By Athenkosi Mndende
Rhodes University’s Centre for Higher Education Research, Teaching and Learning (CHERTL) and the Multilingualism Moves @RU Project under the Division of Equity and Institutional Culture hosted a two-day colloquium at the Gavin Relly Postgraduate Village on 30–31 July 2025. The event brought together academics, students, and political activists to reflect on the long-term impact of the 2015 and 2016 #RhodesMustFall and #FeesMustFall protests and to assess how far the university has come in transforming its curriculum, culture, and institutional structures.
Prof Jo-Anne Vorster, head of CHERTL, welcome the guests and opened the proceedings. The first keynote was delivered by former student activist and current Member of Parliament, Lufefe Mkutu, who called for the integration of African cultural values in academic life. He warned against an overreliance on Western paradigms, especially in mental health, where traditional African knowledge remains sidelined. Mkutu also noted that digital platforms and emerging AI tools risk erasing African politeness strategies by ignoring culturally significant expressions like "please" and "thank you."
Day two was opened by Dr Claire Kelly, Director of the Division of Equity and Institutional Culture. The second keynote came from Dr Camalita Naicker, who reflected on her experiences as a student activist at Rhodes and as an academic at the University of Cape Town. While acknowledging some progress, she argued that the root issues of coloniality, neoliberalism, and exclusion persist. True decolonisation, she said, requires a fundamental shift in knowledge production and institutional culture—not just representation or token reform.
Current and former students from various faculties also shared reflections. One of the former students recalled how universities often felt like alienating spaces that demanded collective struggle for change. While #RhodesMustFall gave rise to #FeesMustFall, some students were silenced, labelled disruptive, or expelled for disturbing the so-called ‘university peace.’ Others were co-opted to undermine the movement from within. Although the goal was institutional transformation, many paid a personal cost. Exclusion remains a pressing issue as some students are still unable to graduate or find work due to withheld certificates linked to outstanding fees. A pattern of decolonial washing has also emerged, where institutions claim transformation without meaningful change. Genuine transformation requires honesty, time, and sustained commitment—it cannot be rushed.
Today, student struggles are quieter and more individualised, shaped by food insecurity, debt, mental health challenges, and the ongoing pressure to survive. Many still lack a sense of belonging, and their voices are often only acknowledged during protest action.
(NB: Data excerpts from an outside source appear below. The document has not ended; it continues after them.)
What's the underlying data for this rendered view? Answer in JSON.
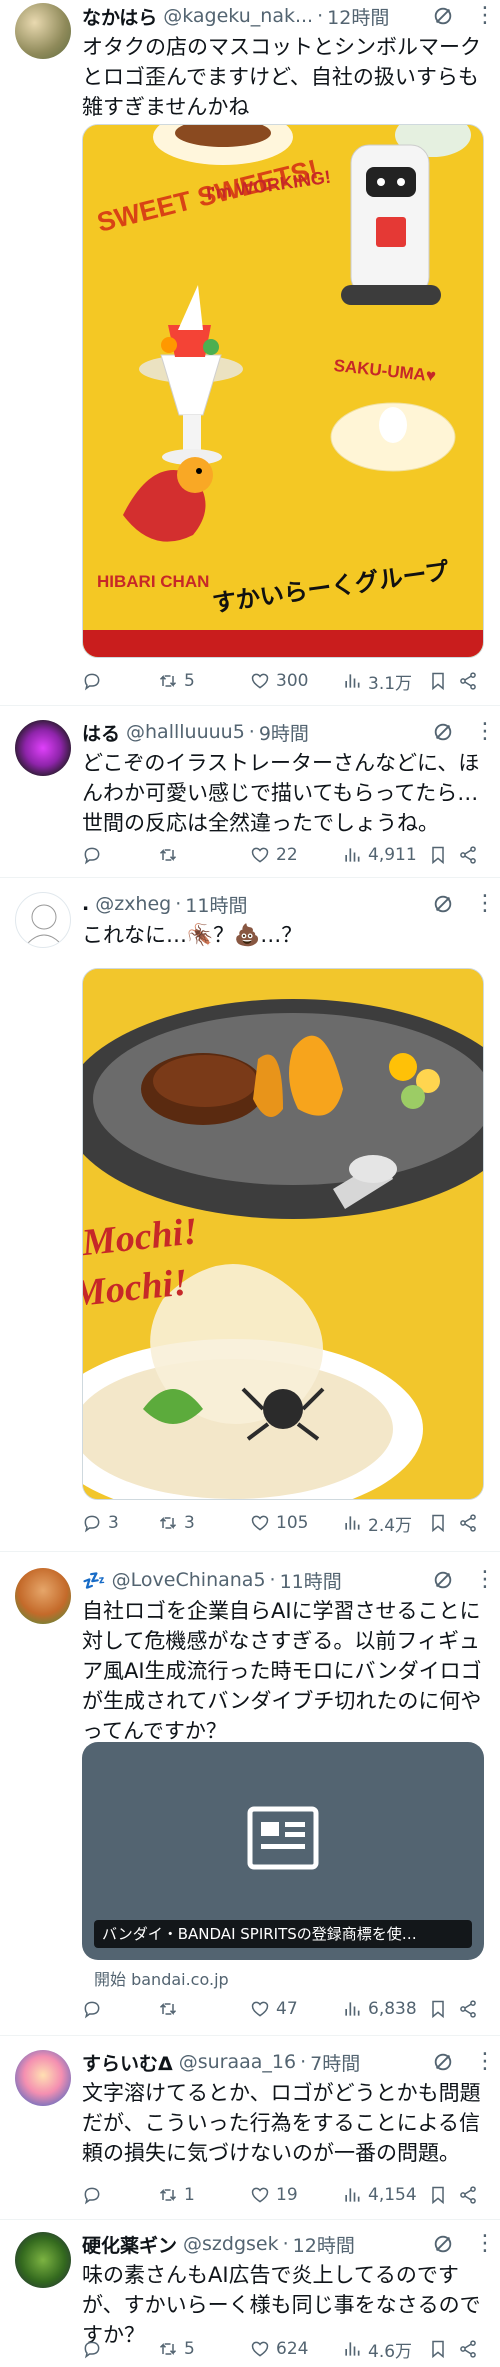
{
  "colors": {
    "text": "#0f1419",
    "secondary": "#536471",
    "divider": "#eff3f4"
  },
  "posts": [
    {
      "name": "なかはら",
      "handle": "@kageku_nak...",
      "time": "12時間",
      "text": "オタクの店のマスコットとシンボルマークとロゴ歪んでますけど、自社の扱いすらも雑すぎませんかね",
      "media_labels": {
        "sweet": "SWEET SWEETS!",
        "working": "I'm WORKING!",
        "sakuuma": "SAKU-UMA♥",
        "hibari": "HIBARI CHAN",
        "logo": "すかいらーくグループ"
      },
      "reply_count": "",
      "retweet_count": "5",
      "like_count": "300",
      "view_count": "3.1万"
    },
    {
      "name": "はる",
      "handle": "@hallluuuu5",
      "time": "9時間",
      "text": "どこぞのイラストレーターさんなどに、ほんわか可愛い感じで描いてもらってたら…世間の反応は全然違ったでしょうね。",
      "reply_count": "",
      "retweet_count": "",
      "like_count": "22",
      "view_count": "4,911"
    },
    {
      "name": ".",
      "handle": "@zxheg",
      "time": "11時間",
      "text": "これなに…🪳？💩…？",
      "media_labels": {
        "mochi1": "Mochi!",
        "mochi2": "Mochi!"
      },
      "reply_count": "3",
      "retweet_count": "3",
      "like_count": "105",
      "view_count": "2.4万"
    },
    {
      "name": "💤",
      "handle": "@LoveChinana5",
      "time": "11時間",
      "text": "自社ロゴを企業自らAIに学習させることに対して危機感がなさすぎる。以前フィギュア風AI生成流行った時モロにバンダイロゴが生成されてバンダイブチ切れたのに何やってんですか？",
      "link_title": "バンダイ・BANDAI SPIRITSの登録商標を使…",
      "link_source": "開始 bandai.co.jp",
      "reply_count": "",
      "retweet_count": "",
      "like_count": "47",
      "view_count": "6,838"
    },
    {
      "name": "すらいむΔ",
      "handle": "@suraaa_16",
      "time": "7時間",
      "text": "文字溶けてるとか、ロゴがどうとかも問題だが、こういった行為をすることによる信頼の損失に気づけないのが一番の問題。",
      "reply_count": "",
      "retweet_count": "1",
      "like_count": "19",
      "view_count": "4,154"
    },
    {
      "name": "硬化薬ギン",
      "handle": "@szdgsek",
      "time": "12時間",
      "text": "味の素さんもAI広告で炎上してるのですが、すかいらーく様も同じ事をなさるのですか？",
      "reply_count": "",
      "retweet_count": "5",
      "like_count": "624",
      "view_count": "4.6万"
    }
  ],
  "icons": [
    "reply-icon",
    "retweet-icon",
    "like-icon",
    "views-icon",
    "bookmark-icon",
    "share-icon",
    "grok-icon",
    "more-icon",
    "article-icon"
  ]
}
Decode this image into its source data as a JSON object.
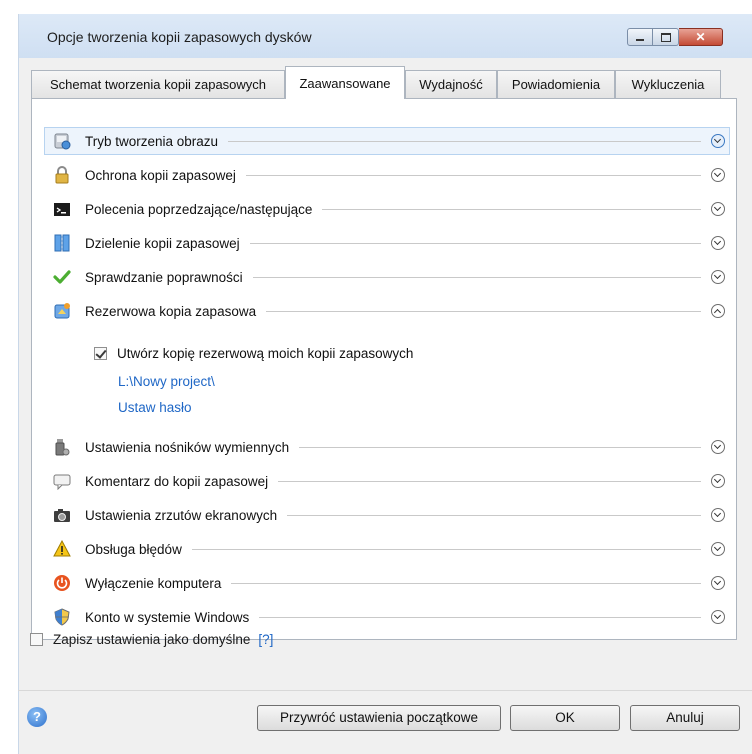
{
  "window": {
    "title": "Opcje tworzenia kopii zapasowych dysków"
  },
  "tabs": [
    {
      "label": "Schemat tworzenia kopii zapasowych"
    },
    {
      "label": "Zaawansowane"
    },
    {
      "label": "Wydajność"
    },
    {
      "label": "Powiadomienia"
    },
    {
      "label": "Wykluczenia"
    }
  ],
  "sections": [
    {
      "label": "Tryb tworzenia obrazu",
      "icon": "disk-image-icon",
      "state": "collapsed"
    },
    {
      "label": "Ochrona kopii zapasowej",
      "icon": "lock-icon",
      "state": "collapsed"
    },
    {
      "label": "Polecenia poprzedzające/następujące",
      "icon": "command-prompt-icon",
      "state": "collapsed"
    },
    {
      "label": "Dzielenie kopii zapasowej",
      "icon": "split-file-icon",
      "state": "collapsed"
    },
    {
      "label": "Sprawdzanie poprawności",
      "icon": "checkmark-icon",
      "state": "collapsed"
    },
    {
      "label": "Rezerwowa kopia zapasowa",
      "icon": "reserve-backup-icon",
      "state": "expanded"
    },
    {
      "label": "Ustawienia nośników wymiennych",
      "icon": "usb-drive-icon",
      "state": "collapsed"
    },
    {
      "label": "Komentarz do kopii zapasowej",
      "icon": "comment-icon",
      "state": "collapsed"
    },
    {
      "label": "Ustawienia zrzutów ekranowych",
      "icon": "camera-icon",
      "state": "collapsed"
    },
    {
      "label": "Obsługa błędów",
      "icon": "warning-icon",
      "state": "collapsed"
    },
    {
      "label": "Wyłączenie komputera",
      "icon": "power-icon",
      "state": "collapsed"
    },
    {
      "label": "Konto w systemie Windows",
      "icon": "shield-icon",
      "state": "collapsed"
    }
  ],
  "reserve": {
    "checkbox_label": "Utwórz kopię rezerwową moich kopii zapasowych",
    "checked": true,
    "path": "L:\\Nowy project\\",
    "password_link": "Ustaw hasło"
  },
  "default_option": {
    "label": "Zapisz ustawienia jako domyślne",
    "help": "[?]",
    "checked": false
  },
  "buttons": {
    "reset": "Przywróć ustawienia początkowe",
    "ok": "OK",
    "cancel": "Anuluj"
  },
  "colors": {
    "link": "#1f67c6",
    "selected_row": "#edf4fc",
    "close_button": "#c44b35"
  }
}
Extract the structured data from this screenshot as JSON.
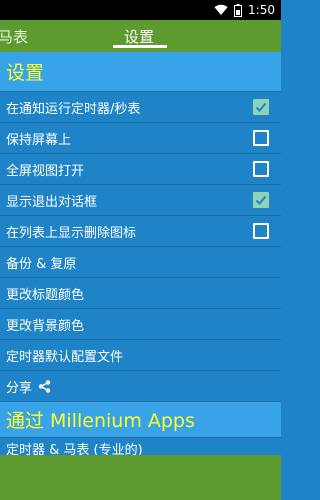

The consensus in the colloquium was that the deep work of decolonisation remains incomplete.
Suggestions included centring African knowledge systems and languages, embedding African perspectives across disciplines, translating material into indigenous languages, aligning curricula with students’ lived realities, dismantling Eurocentric, ableist, classist, and racist frameworks, and reclaiming the curriculum for social purpose. rather than mere job preparation, using African languages in research and assessment, challenging dominant notions of legitimate knowledge, developing critical and emotionally intelligent thinkers, and building student confidence instead of focusing on perceived deficits.
To avoid repeating cycles of harm, it was suggested that universities must foster genuine spaces for healing and inclusion. Translating content alone is not enough; curricula must reflect students' lived realities and knowledge systems. While digital creativity played a key role in the movement and students’ voices being heard, lasting transformation demands more than surface-level adjustments.